I've already used frnd's cell, * micromax  X-250 and spice M5252,* and both has same java based OS, which is very slow in navigation, and slow typing sms. 

Can anybody tell me about these cellphone: LAVA, KARBBON, VIDEOCON. ?? *Where i can get full review of these dual sim handsets with screenshots of menu, or review video???*


----------



## Tech.Masti (Apr 1, 2010)

Both set mentioned by u have only 1300mah battery......Search for Spice QT55, videocon v1405, both have 1800mah battery means longer battery backup,  here a user review for Spice....

*kaamdhandona.blogspot.com/2010/02/spice-mobile-qt-55.html#comment-form


----------



## sandhubc (Apr 2, 2010)

Well, got friends using  Karbonn mobiles, and am sure if u wanna go 4 Dual sim, my current recommendation would be definitely Karbonn, and if u can push ur budget a lil further, u can surely end up with a really awesome phone, and ya the battery life is really good, definitely 2000mAh plus


----------



## kool (Apr 2, 2010)

sandhubc said:


> well, got friends using  karbonn mobiles, and am sure if u wanna go 4 dual sim, my current recommendation would be definitely karbonn, and if u can push ur budget a lil further, u can surely end up with a really awesome phone, and ya the battery life is really good, definitely 2000mah plus


  really 2000 mah?? Which model?

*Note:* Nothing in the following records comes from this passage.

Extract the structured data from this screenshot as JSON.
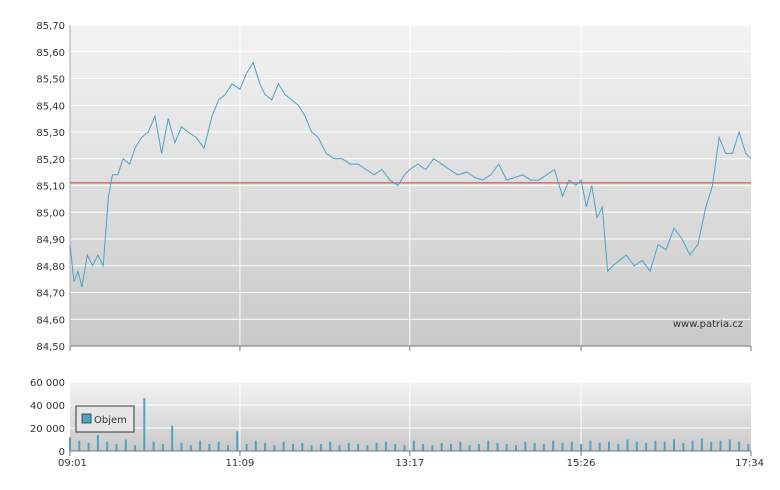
{
  "colors": {
    "line": "#4ba3c7",
    "volume": "#4ba3c7",
    "reference": "#d83030",
    "grid": "#ffffff",
    "axis": "#777777"
  },
  "watermark": "www.patria.cz",
  "chart_data": [
    {
      "type": "line",
      "title": "",
      "xlabel": "",
      "ylabel": "",
      "ylim": [
        84.5,
        85.7
      ],
      "y_ticks": [
        "84,50",
        "84,60",
        "84,70",
        "84,80",
        "84,90",
        "85,00",
        "85,10",
        "85,20",
        "85,30",
        "85,40",
        "85,50",
        "85,60",
        "85,70"
      ],
      "x_ticks": [
        "09:01",
        "11:09",
        "13:17",
        "15:26",
        "17:34"
      ],
      "reference_line": 85.11,
      "grid": true,
      "series": [
        {
          "x": [
            "09:01",
            "09:04",
            "09:07",
            "09:10",
            "09:14",
            "09:18",
            "09:22",
            "09:26",
            "09:30",
            "09:33",
            "09:37",
            "09:41",
            "09:46",
            "09:50",
            "09:55",
            "10:00",
            "10:05",
            "10:10",
            "10:15",
            "10:20",
            "10:25",
            "10:30",
            "10:36",
            "10:42",
            "10:48",
            "10:53",
            "10:58",
            "11:03",
            "11:09",
            "11:14",
            "11:19",
            "11:24",
            "11:28",
            "11:33",
            "11:38",
            "11:43",
            "11:48",
            "11:53",
            "11:58",
            "12:03",
            "12:08",
            "12:14",
            "12:20",
            "12:26",
            "12:32",
            "12:38",
            "12:44",
            "12:50",
            "12:56",
            "13:02",
            "13:08",
            "13:13",
            "13:17",
            "13:23",
            "13:29",
            "13:35",
            "13:41",
            "13:47",
            "13:53",
            "14:00",
            "14:06",
            "14:12",
            "14:18",
            "14:24",
            "14:30",
            "14:36",
            "14:42",
            "14:48",
            "14:54",
            "15:00",
            "15:06",
            "15:12",
            "15:17",
            "15:22",
            "15:26",
            "15:30",
            "15:34",
            "15:38",
            "15:42",
            "15:46",
            "15:50",
            "15:55",
            "16:00",
            "16:06",
            "16:12",
            "16:18",
            "16:24",
            "16:30",
            "16:36",
            "16:42",
            "16:48",
            "16:54",
            "17:00",
            "17:05",
            "17:10",
            "17:15",
            "17:20",
            "17:25",
            "17:30",
            "17:34"
          ],
          "values": [
            84.88,
            84.74,
            84.78,
            84.72,
            84.84,
            84.8,
            84.84,
            84.8,
            85.06,
            85.14,
            85.14,
            85.2,
            85.18,
            85.24,
            85.28,
            85.3,
            85.36,
            85.22,
            85.35,
            85.26,
            85.32,
            85.3,
            85.28,
            85.24,
            85.36,
            85.42,
            85.44,
            85.48,
            85.46,
            85.52,
            85.56,
            85.48,
            85.44,
            85.42,
            85.48,
            85.44,
            85.42,
            85.4,
            85.36,
            85.3,
            85.28,
            85.22,
            85.2,
            85.2,
            85.18,
            85.18,
            85.16,
            85.14,
            85.16,
            85.12,
            85.1,
            85.14,
            85.16,
            85.18,
            85.16,
            85.2,
            85.18,
            85.16,
            85.14,
            85.15,
            85.13,
            85.12,
            85.14,
            85.18,
            85.12,
            85.13,
            85.14,
            85.12,
            85.12,
            85.14,
            85.16,
            85.06,
            85.12,
            85.1,
            85.12,
            85.02,
            85.1,
            84.98,
            85.02,
            84.78,
            84.8,
            84.82,
            84.84,
            84.8,
            84.82,
            84.78,
            84.88,
            84.86,
            84.94,
            84.9,
            84.84,
            84.88,
            85.02,
            85.1,
            85.28,
            85.22,
            85.22,
            85.3,
            85.22,
            85.2
          ]
        }
      ]
    },
    {
      "type": "bar",
      "title": "",
      "ylabel": "",
      "ylim": [
        0,
        60000
      ],
      "y_ticks": [
        "0",
        "20 000",
        "40 000",
        "60 000"
      ],
      "x_ticks": [
        "09:01",
        "11:09",
        "13:17",
        "15:26",
        "17:34"
      ],
      "legend": "top-left",
      "series": [
        {
          "name": "Objem",
          "x": [
            "09:01",
            "09:08",
            "09:15",
            "09:22",
            "09:29",
            "09:36",
            "09:43",
            "09:50",
            "09:57",
            "10:04",
            "10:11",
            "10:18",
            "10:25",
            "10:32",
            "10:39",
            "10:46",
            "10:53",
            "11:00",
            "11:07",
            "11:14",
            "11:21",
            "11:28",
            "11:35",
            "11:42",
            "11:49",
            "11:56",
            "12:03",
            "12:10",
            "12:17",
            "12:24",
            "12:31",
            "12:38",
            "12:45",
            "12:52",
            "12:59",
            "13:06",
            "13:13",
            "13:20",
            "13:27",
            "13:34",
            "13:41",
            "13:48",
            "13:55",
            "14:02",
            "14:09",
            "14:16",
            "14:23",
            "14:30",
            "14:37",
            "14:44",
            "14:51",
            "14:58",
            "15:05",
            "15:12",
            "15:19",
            "15:26",
            "15:33",
            "15:40",
            "15:47",
            "15:54",
            "16:01",
            "16:08",
            "16:15",
            "16:22",
            "16:29",
            "16:36",
            "16:43",
            "16:50",
            "16:57",
            "17:04",
            "17:11",
            "17:18",
            "17:25",
            "17:32"
          ],
          "values": [
            12000,
            9000,
            7000,
            14000,
            8000,
            6000,
            10000,
            5000,
            46000,
            8000,
            6000,
            22000,
            7000,
            5000,
            9000,
            6000,
            8000,
            5000,
            17000,
            6000,
            9000,
            7000,
            5000,
            8000,
            6000,
            7000,
            5000,
            6000,
            8000,
            5000,
            7000,
            6000,
            5000,
            7000,
            8000,
            6000,
            5000,
            9000,
            6000,
            5000,
            7000,
            6000,
            8000,
            5000,
            6000,
            9000,
            7000,
            6000,
            5000,
            8000,
            7000,
            6000,
            9000,
            7000,
            8000,
            6000,
            9000,
            7000,
            8000,
            6000,
            10000,
            8000,
            7000,
            9000,
            8000,
            10000,
            7000,
            9000,
            11000,
            8000,
            9000,
            10000,
            8000,
            6000
          ]
        }
      ]
    }
  ]
}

Price?


----------



## sandhubc (Apr 3, 2010)

will get back to ya soon buddy


----------



## Tamoghno (Apr 5, 2010)

from my personal experience i've learned that all these Chinese copy sucks in OS so the less you the better. my advice would be to buy cheapest dual sim phone below 2k with large battery and dont spend more money for any added feature . trust me they r worthless when it comes to camera/audio quality / software .

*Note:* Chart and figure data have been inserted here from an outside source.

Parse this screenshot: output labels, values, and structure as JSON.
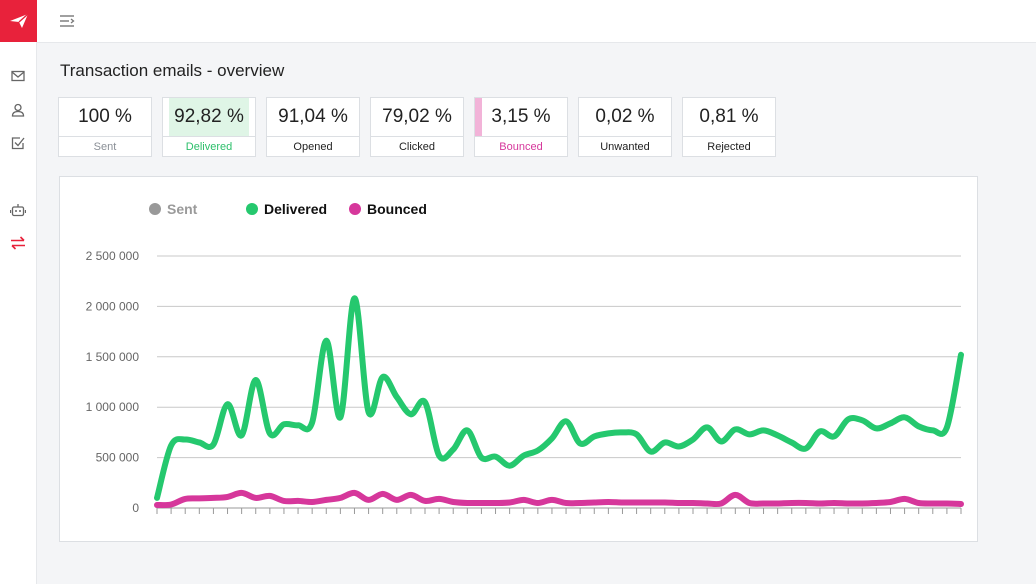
{
  "app": {
    "brand_color": "#e8223b",
    "logo_icon": "paper-plane-icon",
    "sidebar_icons": [
      "mail-icon",
      "user-icon",
      "checkbox-icon",
      "robot-icon",
      "transfer-arrows-icon"
    ]
  },
  "page": {
    "title": "Transaction emails - overview"
  },
  "stats": [
    {
      "value": "100 %",
      "label": "Sent"
    },
    {
      "value": "92,82 %",
      "label": "Delivered"
    },
    {
      "value": "91,04 %",
      "label": "Opened"
    },
    {
      "value": "79,02 %",
      "label": "Clicked"
    },
    {
      "value": "3,15 %",
      "label": "Bounced"
    },
    {
      "value": "0,02 %",
      "label": "Unwanted"
    },
    {
      "value": "0,81 %",
      "label": "Rejected"
    }
  ],
  "chart_data": {
    "type": "line",
    "legend_position": "top-left",
    "grid": true,
    "ylim": [
      0,
      2500000
    ],
    "y_ticks": [
      "0",
      "500 000",
      "1 000 000",
      "1 500 000",
      "2 000 000",
      "2 500 000"
    ],
    "series": [
      {
        "name": "Sent",
        "color": "#999999",
        "active": false,
        "values": []
      },
      {
        "name": "Delivered",
        "color": "#25c86e",
        "active": true,
        "values": [
          100000,
          620000,
          680000,
          650000,
          630000,
          1030000,
          720000,
          1270000,
          740000,
          830000,
          820000,
          850000,
          1660000,
          900000,
          2080000,
          950000,
          1300000,
          1100000,
          930000,
          1050000,
          520000,
          580000,
          770000,
          500000,
          510000,
          420000,
          520000,
          570000,
          690000,
          860000,
          640000,
          710000,
          740000,
          750000,
          730000,
          560000,
          650000,
          610000,
          680000,
          800000,
          660000,
          780000,
          730000,
          770000,
          720000,
          650000,
          590000,
          760000,
          710000,
          880000,
          870000,
          790000,
          840000,
          900000,
          810000,
          770000,
          800000,
          1520000
        ]
      },
      {
        "name": "Bounced",
        "color": "#d6379b",
        "active": true,
        "values": [
          30000,
          35000,
          90000,
          95000,
          100000,
          110000,
          150000,
          100000,
          120000,
          70000,
          70000,
          60000,
          80000,
          100000,
          150000,
          80000,
          140000,
          80000,
          130000,
          70000,
          90000,
          60000,
          50000,
          50000,
          50000,
          55000,
          80000,
          50000,
          80000,
          50000,
          50000,
          55000,
          60000,
          55000,
          55000,
          55000,
          55000,
          50000,
          50000,
          45000,
          45000,
          130000,
          50000,
          45000,
          45000,
          50000,
          50000,
          45000,
          50000,
          45000,
          45000,
          50000,
          60000,
          90000,
          50000,
          45000,
          45000,
          40000
        ]
      }
    ]
  }
}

I personally have a spice M4580 . it also have slow navigation problem but battery backup is great , 7-10 days with single sim and 4 days with dual sim active. i used a micromax before and i think this spice have little better voice quality .

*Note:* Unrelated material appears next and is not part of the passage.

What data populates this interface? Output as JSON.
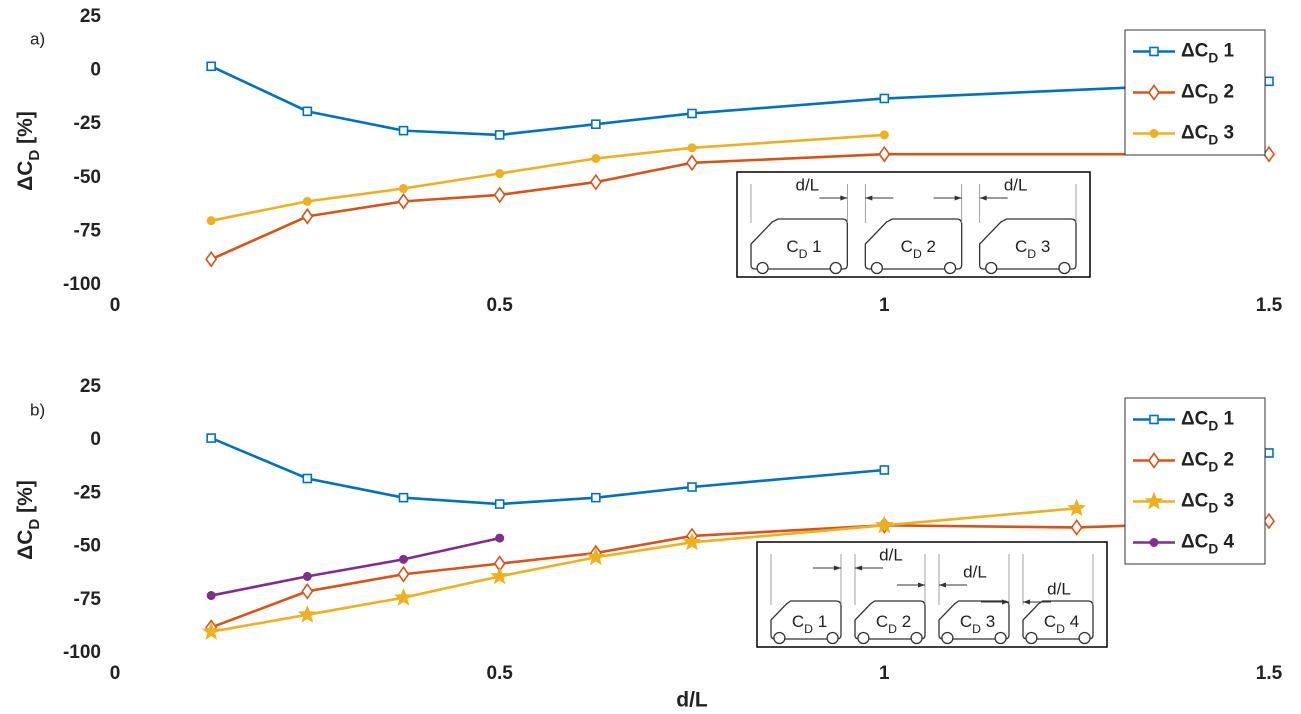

there was a samsung dual sim in sub 4K range , forgot model no , but being a samsung we can hope that OS is better than others .


----------



## aswin1 (Apr 29, 2010)

I am using a triple sim Chinese phone for last 5 months with touchscreen. Haven't had any problems except low battery life [ lasts only 2 days].


----------



## andy_65_in (Apr 29, 2010)

what abt micromax x 114 dual sim-anyone who has used it-what abt the service etc. im looking for a plain dual sim model with a fm radiio and good audio,no camera/OS etc.please sugest a choice between spice vs micromax vs karbonn and also the model-my budget is Rs 2000.


----------



## azzu (Apr 29, 2010)

i have used it mm x 114 
its a sms nightmare it has a damn slow os so accesing anything is a nightmare


----------



## andy_65_in (May 3, 2010)

hi folks please suggest some gud dual sim mobile with sms and fm radio at below Rs 2000.thanks.


----------



## FilledVoid (May 3, 2010)

Didn't ThinkDigit do a review of phones within this cost segment or was that Chip? Anyway my father has a Karbonn phone which uses Dual Sims and it is pretty neat if you ask me. Although like mentioned above the OS isn't exactly a piece of art the phone does its job nice enough. Not to mention the charge on the thing si outrageous I think he charges it like once every 3-4 days!

The phone costs around 4k and has most of the things you would expect from the phone.


----------